|Pending Home Sales Index - M/M||1.0%||-1.0% to 2.5%||-2.3%||-1.4%||-1.4%|
|Pending Home Sales Index - Level||106.8||109.4||109.3|
The outlook for the housing sector has turned lower this week, first on Monday's very weak new home sales report followed by today's September index on pending sales of existing homes which is down a very sharp 2.3 percent. The report cites lack of low priced homes on the market as a key negative that is pulling down total sales and keeping out first-time buyers. Uncertainty in the financial markets is also cited, perhaps making buyers take a wait-and-see approach.
Year-on-year, pending sales are up only 3.0 percent which is very weak and far below the nearly double-digit pace for final sales of existing homes. All regions show low to mid single-digit declines in the month.
The housing sector, which just last week seemed a certain area of strength, may now be a liability for the economy.
Market Consensus Before Announcement
Pending home sales are expected to bounce back from August's 1.4 percent decline with a 1.0 percent gain in September. Sales of existing homes, boosted by low mortgage rates and moderate prices, have been strong this year though they did slow during the summer.

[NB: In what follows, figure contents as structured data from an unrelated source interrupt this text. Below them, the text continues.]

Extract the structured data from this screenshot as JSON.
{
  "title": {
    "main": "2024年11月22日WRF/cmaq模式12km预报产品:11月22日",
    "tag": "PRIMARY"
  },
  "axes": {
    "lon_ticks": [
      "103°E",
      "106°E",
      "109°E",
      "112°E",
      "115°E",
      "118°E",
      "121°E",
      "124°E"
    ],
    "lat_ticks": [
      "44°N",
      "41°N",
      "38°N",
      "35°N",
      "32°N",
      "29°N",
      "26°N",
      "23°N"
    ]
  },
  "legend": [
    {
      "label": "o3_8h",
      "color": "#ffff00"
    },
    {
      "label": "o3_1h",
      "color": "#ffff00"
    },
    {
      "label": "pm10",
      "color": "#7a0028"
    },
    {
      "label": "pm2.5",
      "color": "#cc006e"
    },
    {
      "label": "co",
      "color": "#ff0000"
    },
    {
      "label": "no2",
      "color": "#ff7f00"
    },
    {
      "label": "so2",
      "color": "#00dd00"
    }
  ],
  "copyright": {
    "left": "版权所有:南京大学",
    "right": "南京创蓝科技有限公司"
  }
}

The National Association of Realtors developed the pending home sales index as a leading indicator of housing activity. Specifically, it is a leading indicator of existing home sales, not new home sales. A pending sale is one in which a contract was signed, but not yet closed. It usually takes four to six weeks to close a contracted sale.

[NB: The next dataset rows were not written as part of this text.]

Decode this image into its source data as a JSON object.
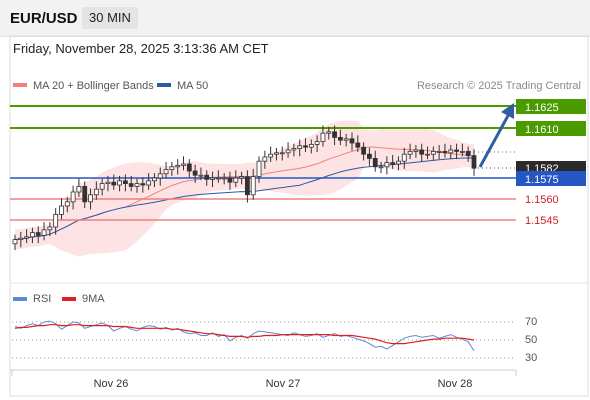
{
  "header": {
    "symbol": "EUR/USD",
    "timeframe": "30 MIN"
  },
  "datetime": "Friday, November 28, 2025 3:13:36 AM CET",
  "legend": {
    "items": [
      {
        "label": "MA 20 + Bollinger Bands",
        "color": "#f08080"
      },
      {
        "label": "MA 50",
        "color": "#2c5aa0"
      }
    ],
    "research": "Research © 2025 Trading Central"
  },
  "colors": {
    "resistance": "#4a9a00",
    "support": "#f08080",
    "pivot": "#2457c5",
    "current": "#222222",
    "candle": "#333333",
    "bb_fill": "#fde3e3",
    "ma20": "#f08080",
    "ma50": "#2c5aa0",
    "arrow": "#2f5fa3",
    "rsi": "#5b8bd8",
    "rsi_ma": "#e02020"
  },
  "price_levels": [
    {
      "label": "1.1625",
      "role": "resistance"
    },
    {
      "label": "1.1610",
      "role": "resistance"
    },
    {
      "label": "1.1582",
      "role": "current"
    },
    {
      "label": "1.1575",
      "role": "pivot"
    },
    {
      "label": "1.1560",
      "role": "support"
    },
    {
      "label": "1.1545",
      "role": "support"
    }
  ],
  "rsi_panel": {
    "legend": [
      {
        "label": "RSI",
        "color": "#5b8bd8"
      },
      {
        "label": "9MA",
        "color": "#e02020"
      }
    ],
    "ticks": [
      "70",
      "50",
      "30"
    ]
  },
  "x_axis": {
    "labels": [
      "Nov 26",
      "Nov 27",
      "Nov 28"
    ]
  },
  "chart_data": {
    "type": "candlestick",
    "x_labels": [
      "Nov 26",
      "Nov 27",
      "Nov 28"
    ],
    "y_labels": [
      "1.1625",
      "1.1610",
      "1.1582",
      "1.1575",
      "1.1560",
      "1.1545"
    ],
    "closes": [
      1.1531,
      1.1532,
      1.1533,
      1.1536,
      1.1534,
      1.1538,
      1.154,
      1.1549,
      1.1555,
      1.1558,
      1.1565,
      1.1569,
      1.1558,
      1.1563,
      1.1567,
      1.1571,
      1.1572,
      1.157,
      1.1573,
      1.1571,
      1.1569,
      1.1571,
      1.157,
      1.1573,
      1.1575,
      1.1578,
      1.1581,
      1.1583,
      1.1584,
      1.1585,
      1.158,
      1.1577,
      1.1577,
      1.1574,
      1.1575,
      1.1575,
      1.1575,
      1.1572,
      1.1575,
      1.1576,
      1.1563,
      1.1576,
      1.1587,
      1.159,
      1.1592,
      1.1593,
      1.1593,
      1.1595,
      1.1596,
      1.1598,
      1.1597,
      1.1599,
      1.1601,
      1.1607,
      1.1608,
      1.1604,
      1.1602,
      1.1603,
      1.16,
      1.1597,
      1.1592,
      1.1589,
      1.1583,
      1.1583,
      1.1586,
      1.1585,
      1.1587,
      1.1592,
      1.1594,
      1.1595,
      1.1592,
      1.1592,
      1.1594,
      1.1594,
      1.1593,
      1.1595,
      1.1594,
      1.1594,
      1.1591,
      1.1582
    ],
    "rsi_ticks": [
      "70",
      "50",
      "30"
    ],
    "rsi_values": [
      65,
      63,
      66,
      68,
      66,
      70,
      71,
      68,
      62,
      66,
      70,
      69,
      63,
      65,
      67,
      69,
      66,
      60,
      63,
      65,
      62,
      60,
      64,
      66,
      65,
      62,
      64,
      61,
      63,
      59,
      57,
      58,
      55,
      55,
      58,
      54,
      56,
      49,
      53,
      55,
      52,
      57,
      60,
      59,
      58,
      57,
      56,
      55,
      58,
      56,
      54,
      55,
      57,
      53,
      55,
      57,
      54,
      55,
      53,
      51,
      49,
      46,
      42,
      43,
      40,
      44,
      48,
      52,
      54,
      55,
      53,
      54,
      55,
      52,
      54,
      56,
      53,
      51,
      48,
      38
    ],
    "rsi_ma_values": [
      63,
      64,
      64,
      65,
      66,
      66,
      67,
      67,
      66,
      66,
      67,
      67,
      66,
      66,
      66,
      66,
      66,
      65,
      65,
      65,
      64,
      63,
      63,
      63,
      63,
      63,
      63,
      62,
      62,
      61,
      60,
      59,
      58,
      57,
      57,
      56,
      55,
      54,
      54,
      54,
      53,
      54,
      54,
      55,
      55,
      55,
      56,
      56,
      56,
      56,
      56,
      56,
      56,
      56,
      56,
      55,
      55,
      55,
      55,
      54,
      53,
      52,
      51,
      49,
      47,
      46,
      46,
      46,
      47,
      48,
      49,
      50,
      51,
      51,
      52,
      52,
      52,
      52,
      51,
      50
    ]
  }
}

This provides a gauge of not only the demand for housing, but the economic momentum. People have to be feeling pretty comfortable and confident in their own financial position to buy a house. Furthermore, this narrow piece of data has a powerful multiplier effect through the economy, and therefore across the markets and your investments. By tracking economic data such as the pending home sales index which measures home resales, investors can gain specific investment ideas as well as broad guidance for managing a portfolio.
Even though home resales don't always create new output, once the home is sold, it generates revenues for the realtor. It brings a myriad of consumption opportunities for the buyer. Refrigerators, washers, dryers and furniture are just a few items home buyers might purchase. The economic "ripple effect" can be substantial especially when you think a hundred thousand new households around the country are doing this every month.
Since the economic backdrop is the most pervasive influence on financial markets, home resales have a direct bearing on stocks, bonds and commodities. In a more specific sense, trends in the existing home sales data carry valuable clues for the stocks of home builders, mortgage lenders and home furnishings companies.
The National Association of Realtors moved up its publication schedule in 2011. Prior to 2011, the reference month was two months trailing the release date. In 2011, the reference month trails only by one month to the release month.